Schenker had hoped to erect the plaque at the former plant site, part of which is now home to the gas-powered Hickory Run Power Plant. However, the owner of the remaining land declined to give permission.
That, though, is the only disappointment about his project.
He had more donors lined up than he needed to cover the cost of the nearly $1,400 marker, which was created by Lake Shore Industries of Erie.
“Within a week and a half, it was paid for,” he said. “It could have been paid for in four or five days. Some of them just wanted to foot the (entire cost). But I wanted to give everybody else a chance. I didn’t want to leave anyone out.”
The location was nailed down by Ken Shiderly, whose Mt. Jackson construction firm is working with Howard Strohecker and the Mt. Jackson Museum Foundation to build the museum buildings.
Shiderly, Schenker noted, was involved in the razing of some of the abandoned American Cyanamid buildings.
Moreover, Shiderly said, “I started hauling straw in there in 1957, ‘58 when I was in high school. They were packing all their dynamite in those wooden boxes in straw. I hauled straw in there every year from Clark’s Farms.”

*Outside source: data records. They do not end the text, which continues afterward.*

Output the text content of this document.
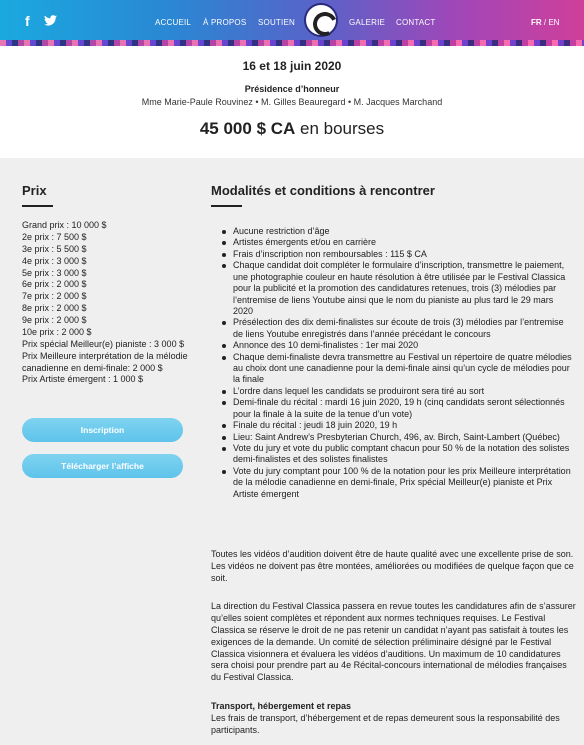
f	ACCUEIL À PROPOS SOUTIEN	GALERIE CONTACT	FR / EN
16 et 18 juin 2020
Présidence d’honneur
Mme Marie-Paule Rouvinez • M. Gilles Beauregard • M. Jacques Marchand
45 000 $ CA en bourses
Prix
Grand prix : 10 000 $
2e prix : 7 500 $
3e prix : 5 500 $
4e prix : 3 000 $
5e prix : 3 000 $
6e prix : 2 000 $
7e prix : 2 000 $
8e prix : 2 000 $
9e prix : 2 000 $
10e prix : 2 000 $
Prix spécial Meilleur(e) pianiste : 3 000 $
Prix Meilleure interprétation de la mélodie canadienne en demi-finale: 2 000 $
Prix Artiste émergent : 1 000 $
Inscription
Télécharger l’affiche
Modalités et conditions à rencontrer
Aucune restriction d’âge
Artistes émergents et/ou en carrière
Frais d’inscription non remboursables : 115 $ CA
Chaque candidat doit compléter le formulaire d’inscription, transmettre le paiement, une photographie couleur en haute résolution à être utilisée par le Festival Classica pour la publicité et la promotion des candidatures retenues, trois (3) mélodies par l’entremise de liens Youtube ainsi que le nom du pianiste au plus tard le 29 mars 2020
Présélection des dix demi-finalistes sur écoute de trois (3) mélodies par l’entremise de liens Youtube enregistrés dans l’année précédant le concours
Annonce des 10 demi-finalistes : 1er mai 2020
Chaque demi-finaliste devra transmettre au Festival un répertoire de quatre mélodies au choix dont une canadienne pour la demi-finale ainsi qu’un cycle de mélodies pour la finale
L’ordre dans lequel les candidats se produiront sera tiré au sort
Demi-finale du récital : mardi 16 juin 2020, 19 h (cinq candidats seront sélectionnés pour la finale à la suite de la tenue d’un vote)
Finale du récital : jeudi 18 juin 2020, 19 h
Lieu: Saint Andrew’s Presbyterian Church, 496, av. Birch, Saint-Lambert (Québec)
Vote du jury et vote du public comptant chacun pour 50 % de la notation des solistes demi-finalistes et des solistes finalistes
Vote du jury comptant pour 100 % de la notation pour les prix Meilleure interprétation de la mélodie canadienne en demi-finale, Prix spécial Meilleur(e) pianiste et Prix Artiste émergent
Toutes les vidéos d’audition doivent être de haute qualité avec une excellente prise de son. Les vidéos ne doivent pas être montées, améliorées ou modifiées de quelque façon que ce soit.
La direction du Festival Classica passera en revue toutes les candidatures afin de s’assurer qu’elles soient complètes et répondent aux normes techniques requises. Le Festival Classica se réserve le droit de ne pas retenir un candidat n’ayant pas satisfait à toutes les exigences de la demande. Un comité de sélection préliminaire désigné par le Festival Classica visionnera et évaluera les vidéos d’auditions. Un maximum de 10 candidatures sera choisi pour prendre part au 4e Récital-concours international de mélodies françaises du Festival Classica.
Transport, hébergement et repas
Les frais de transport, d’hébergement et de repas demeurent sous la responsabilité des participants.
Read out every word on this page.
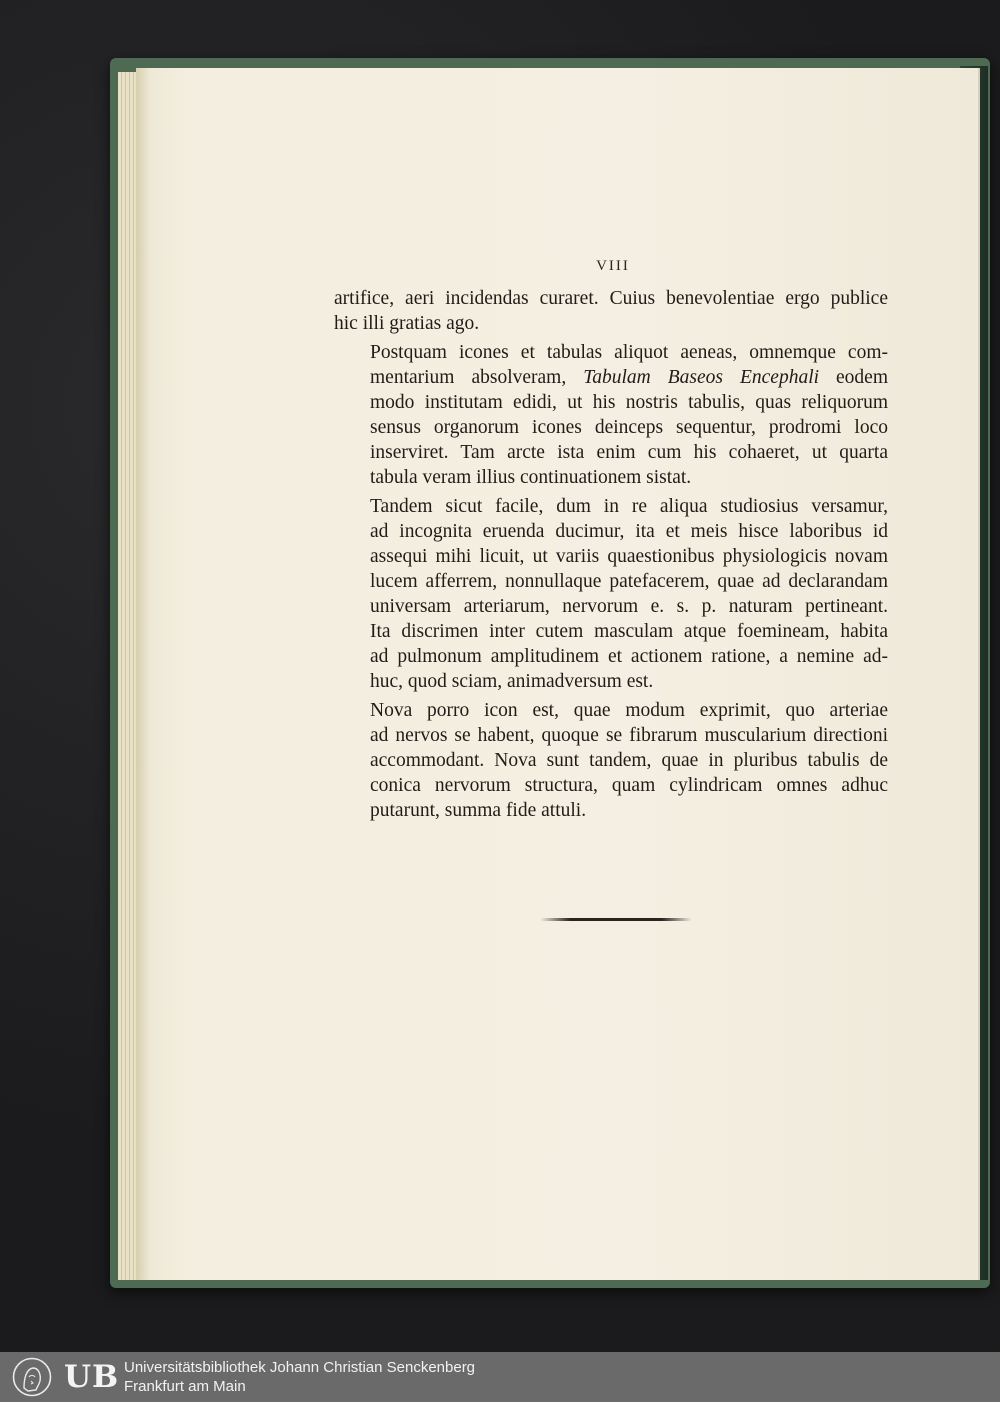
VIII

artifice, aeri incidendas curaret. Cuius benevolentiae ergo publice
hic illi gratias ago.

Postquam icones et tabulas aliquot aeneas, omnemque com-
mentarium absolveram, Tabulam Baseos Encephali eodem
modo institutam edidi, ut his nostris tabulis, quas reliquorum
sensus organorum icones deinceps sequentur, prodromi loco
inserviret. Tam arcte ista enim cum his cohaeret, ut quarta
tabula veram illius continuationem sistat.

Tandem sicut facile, dum in re aliqua studiosius versamur,
ad incognita eruenda ducimur, ita et meis hisce laboribus id
assequi mihi licuit, ut variis quaestionibus physiologicis novam
lucem afferrem, nonnullaque patefacerem, quae ad declarandam
universam arteriarum, nervorum e. s. p. naturam pertineant.
Ita discrimen inter cutem masculam atque foemineam, habita
ad pulmonum amplitudinem et actionem ratione, a nemine ad-
huc, quod sciam, animadversum est.

Nova porro icon est, quae modum exprimit, quo arteriae
ad nervos se habent, quoque se fibrarum muscularium directioni
accommodant. Nova sunt tandem, quae in pluribus tabulis de
conica nervorum structura, quam cylindricam omnes adhuc
putarunt, summa fide attuli.

UB Universitätsbibliothek Johann Christian Senckenberg
Frankfurt am Main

Shiderly, who will install the plaque and pole on which it will sit, also has been working at Hickory Run, and said that once in a while, he’ll take a look at the overgrown American Cyanamid property.
“It was a big place,” he said. “People don’t realize how big it was because of the number of buildings they had back there, and they had to be spaced out. That was some plant.”
During World War II, when the plant was making explosives for the government, American Cyanamid employed around 350 people. About 250 still reported for work in the days leading up to the 1964 detonation.
Schenker is hoping that some of those former employees and their families will come to see the commemorative plaque once it’s up, but he admits it’s difficult to get the word out.
“There’s a group of us guys who meet once a month, the third Thursday, at Tanner’s,” he said. “At the 50th anniversary (observation in 2014), we didn’t know anything about this. So some of them know, some of them don’t know.
“It’s more or less the guys that worked there; we know. A lot of them are gone now. The list of them that I have that I call every month, I keep scratching one off every now and then.”
Once the plaque is up and dedicated, Schenker has one final project in mind. He wants to create a similar remembrance for the Burton Powder Works, a predecessor and eventual parent company of American Cyanamid that built a plant in the the Quakertown area of Mahoning Township in 1904.
That plant also experienced devastating explosions, in 1905, 1907, 1908 and 1912. A total of eight men lost their lives.
“I’ve tracked that all down, and I’ve got all the guys,” Schenker said. “They made black powder. That’s where it all started.”